Pred Forte 1% w/v, Eye Drops Suspension
1% w/v prednisolone acetate
Eye drops, suspension.
A dense white sterile microfine eye drops suspension.
For short-term treatment of steroid-responsive inflammatory conditions of the eye, after excluding the presence of viral, fungal and bacterial pathogens in adults.
Posology and method of administration
One to two drops instilled into the conjunctival sac two to four times daily. During the initial 24 to 48 hours the dosing frequency may be safely increased to 2 drops every hour. Care should be taken not to discontinue therapy prematurely.
No overall differences in safety or effectiveness have been observed between elderly and younger patients.
The safety and efficacy in paediatric population have not yet been established.
No posology can be recommended.
Method of administration
Route of administration is by ocular instillation.
To reduce possible systemic absorption, it may be recommended that the lacrimal sac be compressed at the medial canthus (punctal occlusion) for 1 minute. This should be performed immediately following the instillation of each drop.
Shake well before use.
Acute untreated purulent ocular infections. Acute superficial herpes simplex (dendritic keratitis); vaccinia, varicella and most other viral diseases of the cornea and conjunctiva. Fungal diseases of the eye. Mycobacterial infection such as tuberculosis of the eye.
Hypersensitivity to the active substance or to any of the excipients listed in section 6.1.
4.4 Special warnings and precautions for use
Acute purulent infections of the eye may be masked or enhanced by the use of topical steroids. Pred Forte contains no antimicrobial agent. If infection is present, appropriate measures must be taken to counteract the infective organisms.
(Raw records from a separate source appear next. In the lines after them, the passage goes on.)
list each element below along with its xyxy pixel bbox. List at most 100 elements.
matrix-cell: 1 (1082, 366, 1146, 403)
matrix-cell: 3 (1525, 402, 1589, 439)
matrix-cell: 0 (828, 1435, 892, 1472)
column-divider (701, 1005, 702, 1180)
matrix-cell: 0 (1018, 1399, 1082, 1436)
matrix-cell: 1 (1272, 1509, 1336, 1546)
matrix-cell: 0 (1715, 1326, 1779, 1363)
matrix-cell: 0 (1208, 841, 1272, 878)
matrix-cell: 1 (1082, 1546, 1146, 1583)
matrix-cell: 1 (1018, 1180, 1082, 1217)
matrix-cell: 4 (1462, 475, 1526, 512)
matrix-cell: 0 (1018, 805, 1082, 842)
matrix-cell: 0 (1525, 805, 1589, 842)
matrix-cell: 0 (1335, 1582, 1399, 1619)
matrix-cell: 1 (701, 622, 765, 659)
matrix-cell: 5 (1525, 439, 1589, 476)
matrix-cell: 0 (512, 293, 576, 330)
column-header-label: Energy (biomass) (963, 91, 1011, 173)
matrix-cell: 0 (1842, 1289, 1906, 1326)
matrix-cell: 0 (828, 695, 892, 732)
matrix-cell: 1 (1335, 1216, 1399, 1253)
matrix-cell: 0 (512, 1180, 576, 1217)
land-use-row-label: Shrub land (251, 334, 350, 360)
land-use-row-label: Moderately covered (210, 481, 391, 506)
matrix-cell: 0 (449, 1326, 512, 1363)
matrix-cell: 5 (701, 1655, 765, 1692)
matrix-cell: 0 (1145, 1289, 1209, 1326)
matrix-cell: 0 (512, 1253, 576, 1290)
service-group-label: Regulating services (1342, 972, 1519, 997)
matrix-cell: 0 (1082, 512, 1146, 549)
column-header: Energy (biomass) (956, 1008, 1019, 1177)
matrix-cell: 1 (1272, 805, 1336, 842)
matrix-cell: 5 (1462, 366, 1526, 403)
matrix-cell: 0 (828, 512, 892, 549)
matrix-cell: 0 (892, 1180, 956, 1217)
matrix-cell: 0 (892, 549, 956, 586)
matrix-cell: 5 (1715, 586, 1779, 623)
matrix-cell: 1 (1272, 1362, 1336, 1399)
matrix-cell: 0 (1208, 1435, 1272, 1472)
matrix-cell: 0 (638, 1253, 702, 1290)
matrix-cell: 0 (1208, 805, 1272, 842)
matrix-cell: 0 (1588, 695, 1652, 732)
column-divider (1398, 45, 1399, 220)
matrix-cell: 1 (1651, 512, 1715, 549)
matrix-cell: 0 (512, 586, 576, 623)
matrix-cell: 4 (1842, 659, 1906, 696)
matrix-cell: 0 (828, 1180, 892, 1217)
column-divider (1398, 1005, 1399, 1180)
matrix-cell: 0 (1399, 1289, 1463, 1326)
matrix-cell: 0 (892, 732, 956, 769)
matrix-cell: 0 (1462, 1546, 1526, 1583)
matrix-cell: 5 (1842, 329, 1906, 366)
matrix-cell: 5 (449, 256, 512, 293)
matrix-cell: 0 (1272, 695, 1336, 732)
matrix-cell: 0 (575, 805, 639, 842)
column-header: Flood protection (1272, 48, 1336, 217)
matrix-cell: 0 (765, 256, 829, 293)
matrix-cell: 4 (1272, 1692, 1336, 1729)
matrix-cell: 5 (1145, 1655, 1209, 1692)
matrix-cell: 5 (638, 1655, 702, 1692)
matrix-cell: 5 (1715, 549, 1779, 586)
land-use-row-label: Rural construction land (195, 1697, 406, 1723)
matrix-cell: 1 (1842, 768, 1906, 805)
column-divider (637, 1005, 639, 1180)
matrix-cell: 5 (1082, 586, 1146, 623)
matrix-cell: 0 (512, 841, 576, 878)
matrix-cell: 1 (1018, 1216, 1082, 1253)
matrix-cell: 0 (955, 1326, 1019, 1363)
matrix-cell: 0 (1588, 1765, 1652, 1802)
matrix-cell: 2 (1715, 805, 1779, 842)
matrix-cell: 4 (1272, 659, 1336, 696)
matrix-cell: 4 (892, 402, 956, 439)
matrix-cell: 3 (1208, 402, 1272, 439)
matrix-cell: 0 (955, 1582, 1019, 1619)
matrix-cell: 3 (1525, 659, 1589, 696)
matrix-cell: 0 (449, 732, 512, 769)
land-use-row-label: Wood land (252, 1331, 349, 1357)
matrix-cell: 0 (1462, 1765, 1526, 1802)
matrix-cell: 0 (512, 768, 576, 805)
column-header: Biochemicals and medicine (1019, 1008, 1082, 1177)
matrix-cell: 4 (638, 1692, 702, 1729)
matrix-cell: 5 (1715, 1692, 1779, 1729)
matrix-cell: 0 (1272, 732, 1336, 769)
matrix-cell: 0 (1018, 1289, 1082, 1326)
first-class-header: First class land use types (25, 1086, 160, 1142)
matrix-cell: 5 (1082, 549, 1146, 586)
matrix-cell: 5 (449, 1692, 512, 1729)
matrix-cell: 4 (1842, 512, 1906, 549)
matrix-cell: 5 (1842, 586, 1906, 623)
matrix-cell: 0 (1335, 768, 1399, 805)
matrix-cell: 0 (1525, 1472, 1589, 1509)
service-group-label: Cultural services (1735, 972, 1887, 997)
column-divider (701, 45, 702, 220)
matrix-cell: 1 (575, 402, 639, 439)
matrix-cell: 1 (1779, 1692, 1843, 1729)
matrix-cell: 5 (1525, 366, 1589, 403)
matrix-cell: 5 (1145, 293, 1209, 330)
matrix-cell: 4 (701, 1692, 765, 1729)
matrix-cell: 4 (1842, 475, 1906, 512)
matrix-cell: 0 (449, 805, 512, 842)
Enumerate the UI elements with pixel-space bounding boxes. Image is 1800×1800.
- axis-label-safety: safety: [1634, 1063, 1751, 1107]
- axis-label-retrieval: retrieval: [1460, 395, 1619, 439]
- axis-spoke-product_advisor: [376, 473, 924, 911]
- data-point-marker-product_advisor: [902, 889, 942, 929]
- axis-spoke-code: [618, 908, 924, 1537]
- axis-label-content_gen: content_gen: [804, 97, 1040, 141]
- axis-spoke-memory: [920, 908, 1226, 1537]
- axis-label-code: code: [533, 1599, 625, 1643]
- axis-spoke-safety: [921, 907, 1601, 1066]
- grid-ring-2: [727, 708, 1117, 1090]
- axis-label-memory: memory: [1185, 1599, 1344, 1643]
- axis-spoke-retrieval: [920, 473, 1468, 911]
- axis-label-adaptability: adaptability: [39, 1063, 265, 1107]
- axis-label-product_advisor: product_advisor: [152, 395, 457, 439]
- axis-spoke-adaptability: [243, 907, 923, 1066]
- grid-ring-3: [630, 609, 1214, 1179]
Prolonged use may also suppress the host immune response and thus increase the hazard of secondary ocular infections.
Fungal infections of the cornea have been reported coincidentally with long-term steroid application and fungal invasion may be suspected in any persistent corneal ulceration where a steroid has been used, or is in use.
Various ocular diseases and long-term use of topical corticosteroids have been known to cause corneal or scleral thinning. Use of topical corticosteroids in the presence of thin corneal or scleral tissue may lead to perforation.
The preservative in Pred Forte, benzalkonium chloride, may be absorbed by and cause discoloration of soft contact lenses. Patients wearing soft contact lenses should be instructed to remove contact lenses prior to administration of the solution and wait at least 15 minutes after instilling Pred Forte before reinserting soft contact lenses.
Use of intraocular steroids may prolong the course and may exacerbate the severity of many viral infections on the eye (including herpes simplex). Patients with a history of herpes simplex keratitis should be treated with caution. Use of steroid medication in the presence of stromal herpes simplex requires caution and should be followed by frequent, mandatory, slit-lamp microscopy.
Prolonged use of topical corticosteroids may cause an increase in intraocular pressure in certain individuals. This may result in glaucoma with damage to the optic nerve with resultant defects in visual acuity and visual fields. Steroids should be used with caution in the presence of glaucoma. It is advisable that intraocular pressure be checked frequently during treatment with Pred Forte.
Eye drops containing corticosteroids should not be used for more than 10 days except under strict ophthalmic supervision with regular checks for intraocular pressure.
Posterior subcapsular cataract formation has been reported after heavy or protracted use of topical ophthalmic corticosteroids.
The use of steroids after cataract surgery may delay healing and increase the incidence of bleb formation.
Systemic adverse events may occur with extensive use of topical steroids; punctal occlusion may be recommended (see Section 4.2).
The possibility of adrenal suppression should be considered with prolonged, frequent, use of high dose topical steroids, particularly in infants and children.
To prevent eye injury or contamination, care should be taken to avoid touching the bottle tip to the eye or to any other surface.
Visual disturbance may be reported with systemic and topical corticosteroid use. If a patient presents with symptoms such as blurred vision or other visual disturbances, the patient should be considered for referral to an ophthalmologist for evaluation of possible causes which may include cataract, glaucoma or rare diseases such as central serous chorioretinopathy (CSCR) which have been reported after use of systemic and topical corticosteroids.